77. Burrstone is a vesicular and corroded variety of quartz, which forms a most excellent and valuable kind of millstone. It is chiefly found in France; but is so much esteemed by the English millers, that the Society of Arts, in London, for many successive years, offered a considerable reward for its discovery in Great Britain. At length a vein of burrstone was discovered in the Moel y Golfa hills, North Wales, by a Mr. Evans, who, in consequence received a premium from the Society. About the same time another vein was opened near Conway; and the same Society, in 1800, gave a premium of 100l. to the widow and orphan children of the discoverer. Both these quarries were sufficiently convenient for water carriage; yet the demand for the Cambrian burr did not answer the expectation, and millstones of French production were still preferred to them.
The mode of splitting these stones, as it is practised in some parts of France, is singular, and affords a proof of the extraordinary power of capillary attraction. The blocks are first cut into the form of cylinders, sometimes many feet in height. To split these horizontally into millstones, circular indentations are made round them, at proper distances, according to the thickness that is to be given to the stones; wedges of willow, that have been dried in an oven, are then driven into the indentations with a mallet. When these have been sunk to a proper depth, they are moistened with water; and, after a few hours, the several stones that have been marked out are found to be perfectly separated.

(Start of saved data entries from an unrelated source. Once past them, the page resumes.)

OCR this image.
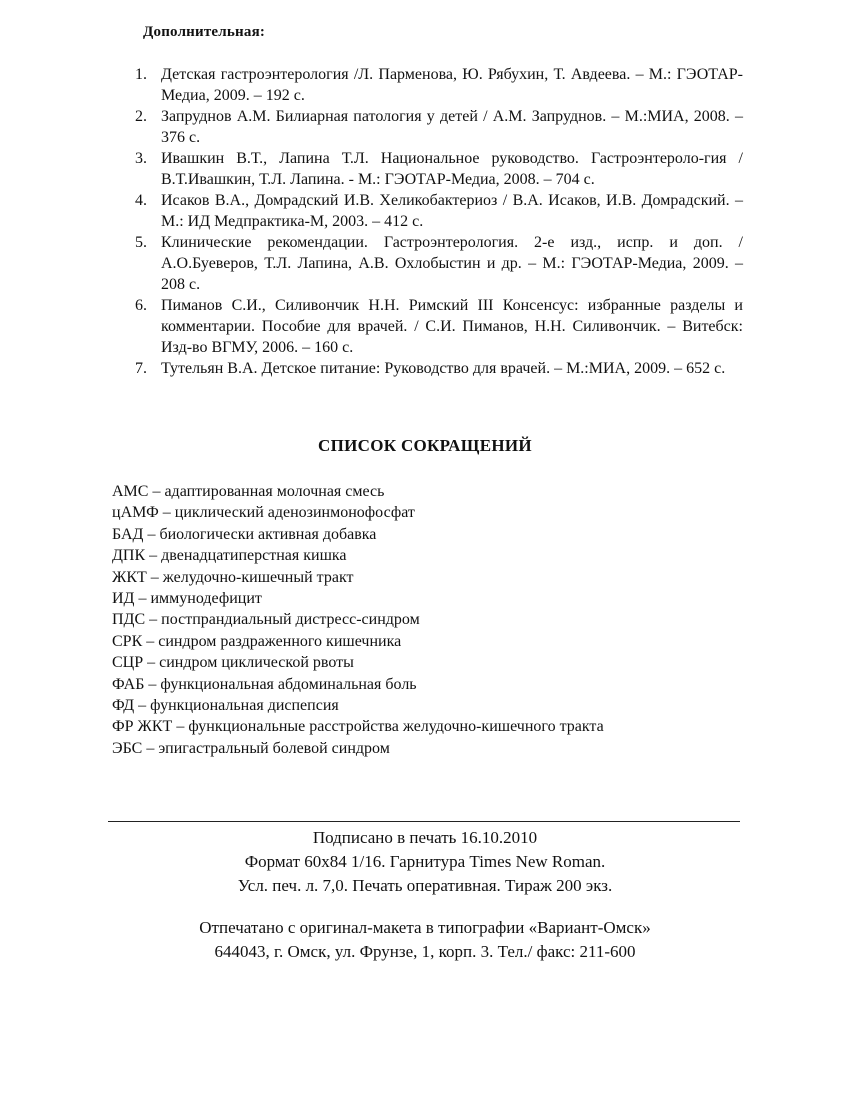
Дополнительная:
1. Детская гастроэнтерология /Л. Парменова, Ю. Рябухин, Т. Авдеева. – М.: ГЭОТАР-Медиа, 2009. – 192 с.
2. Запруднов А.М. Билиарная патология у детей / А.М. Запруднов. – М.:МИА, 2008. – 376 с.
3. Ивашкин В.Т., Лапина Т.Л. Национальное руководство. Гастроэнтероло-гия /В.Т.Ивашкин, Т.Л. Лапина. - М.: ГЭОТАР-Медиа, 2008. – 704 с.
4. Исаков В.А., Домрадский И.В. Хеликобактериоз / В.А. Исаков, И.В. Домрадский. – М.: ИД Медпрактика-М, 2003. – 412 с.
5. Клинические рекомендации. Гастроэнтерология. 2-е изд., испр. и доп. / А.О.Буеверов, Т.Л. Лапина, А.В. Охлобыстин и др. – М.: ГЭОТАР-Медиа, 2009. – 208 с.
6. Пиманов С.И., Силивончик Н.Н. Римский III Консенсус: избранные разделы и комментарии. Пособие для врачей. / С.И. Пиманов, Н.Н. Силивончик. – Витебск: Изд-во ВГМУ, 2006. – 160 с.
7. Тутельян В.А. Детское питание: Руководство для врачей. – М.:МИА, 2009. – 652 с.
СПИСОК СОКРАЩЕНИЙ
АМС – адаптированная молочная смесь
цАМФ – циклический аденозинмонофосфат
БАД – биологически активная добавка
ДПК – двенадцатиперстная кишка
ЖКТ – желудочно-кишечный тракт
ИД – иммунодефицит
ПДС – постпрандиальный дистресс-синдром
СРК – синдром раздраженного кишечника
СЦР – синдром циклической рвоты
ФАБ – функциональная абдоминальная боль
ФД – функциональная диспепсия
ФР ЖКТ – функциональные расстройства желудочно-кишечного тракта
ЭБС – эпигастральный болевой синдром
Подписано в печать 16.10.2010
Формат 60х84 1/16. Гарнитура Times New Roman.
Усл. печ. л. 7,0. Печать оперативная. Тираж 200 экз.
Отпечатано с оригинал-макета в типографии «Вариант-Омск»
644043, г. Омск, ул. Фрунзе, 1, корп. 3. Тел./ факс: 211-600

78. ROCK CRYSTAL is an extremely beautiful kind of quartz, sometimes perfectly transparent, and sometimes shaded with grey, yellow, green, brown, or red. It occurs in the form of crystals with six sides, each terminated by a six-sided prism.
The name of this substance was considered by the ancients to signify ice, or water crystallized; and they imagined that crystal was produced from a congelation of water.
Its uses are numerous. It is cut into vases, lustres, and snuff-boxes; and many kinds of toys of extremely beautiful appearance are made of it. When pure and perfectly transparent, it is much in request by opticians, who make of it those glasses for spectacles which are called pebbles, and who use it for various kinds of optical instruments. The best crystal is imported from Brazil and Madagascar, in blocks, not unfrequently from fifty to a hundred pounds in weight.
This stone is wrought into the different shapes that are required, by sawing, splitting, and grinding. The sawing is effected by an extended copper wire fixed to a bow: the wire is coated with a mixture of oil and emery, and is drawn backward and forward until the operation is performed. But, as this process is a tedious one, particularly when the mass is large, a more expeditious, although less certain, method is sometimes adopted. The crystal is heated red hot, and a wet cord is drawn across, in the direction that the workman intends to split it. By the rapid cooling thus effected, in the direction of the cord, the stone easily splits by a single blow of the hammer, and generally in the direction required. The grinding is performed by means of emery: and the polishing effected by tin ashes and tripoli.
The ancients held vases that were made of this stone in great estimation, particularly when they were of large size. Of two cups which the tyrant Nero broke into pieces in a fit of despair, when informed of the revolt that caused his destruction, one was estimated to be worth more than 600l. of our money. The most valuable kind of crystal that was known to the ancients was obtained from the island of Cyprus; but it was often faulty in particular parts, having flaws, cracks, and blemishes. When the crystal was used for the engraving of intaglios and cameos, the artist could sometimes conceal these defects amongst the strokes of his work; but, when it was to be formed into cups or vases, this could not be done, and for the latter purpose the purest pieces only could be employed.
In the counties of Cornwall and Derby, in the neighbourhood of Bristol, and amongst the mountains of North Wales, small crystals of this kind are frequently found: these are respectively called Cornish, Buxton, Bristol, and Snowdon diamonds. We are informed that the crevices of some parts of Mont Blanc and the Alps contain rock crystal in such abundance as to be perfectly bristled with it.
Some crystals contain in their substance drops of water, or other kind of fluid; and these, as curiosities, are usually sold at a rate considerably higher than others. There are in the British Museum specimens of crystal which enclose many kinds of foreign substances, such as ironstone, needle antimony, and asbestos ([136]).
Various means have been devised for communicating colours to rock crystal. If it be heated and plunged into a solution of indigo, or copper, it acquires a blue colour; or if into a decoction of cochineal, a red colour. A clove-brown colour may be given by exposing it to the vapour of burning wood. Artists sometimes communicate beautiful colours to rock crystals, by forming them into what are called doublets. Two modes of doing this are adopted. In one, a stone that is brilliant-cut at the top is hollowed underneath, filled with the colour that the stone is intended to exhibit, and then closed at the bottom by a plate of glass. If this kind of doublet be dexterously executed, the deception is not easily discovered; for the whole mass will appear of an uniform tint. The second kind of doublet is formed by cementing a coloured plate of glass on the base of a rose or brilliant-cut crystal: by this the whole stone acquires the colour of the plate.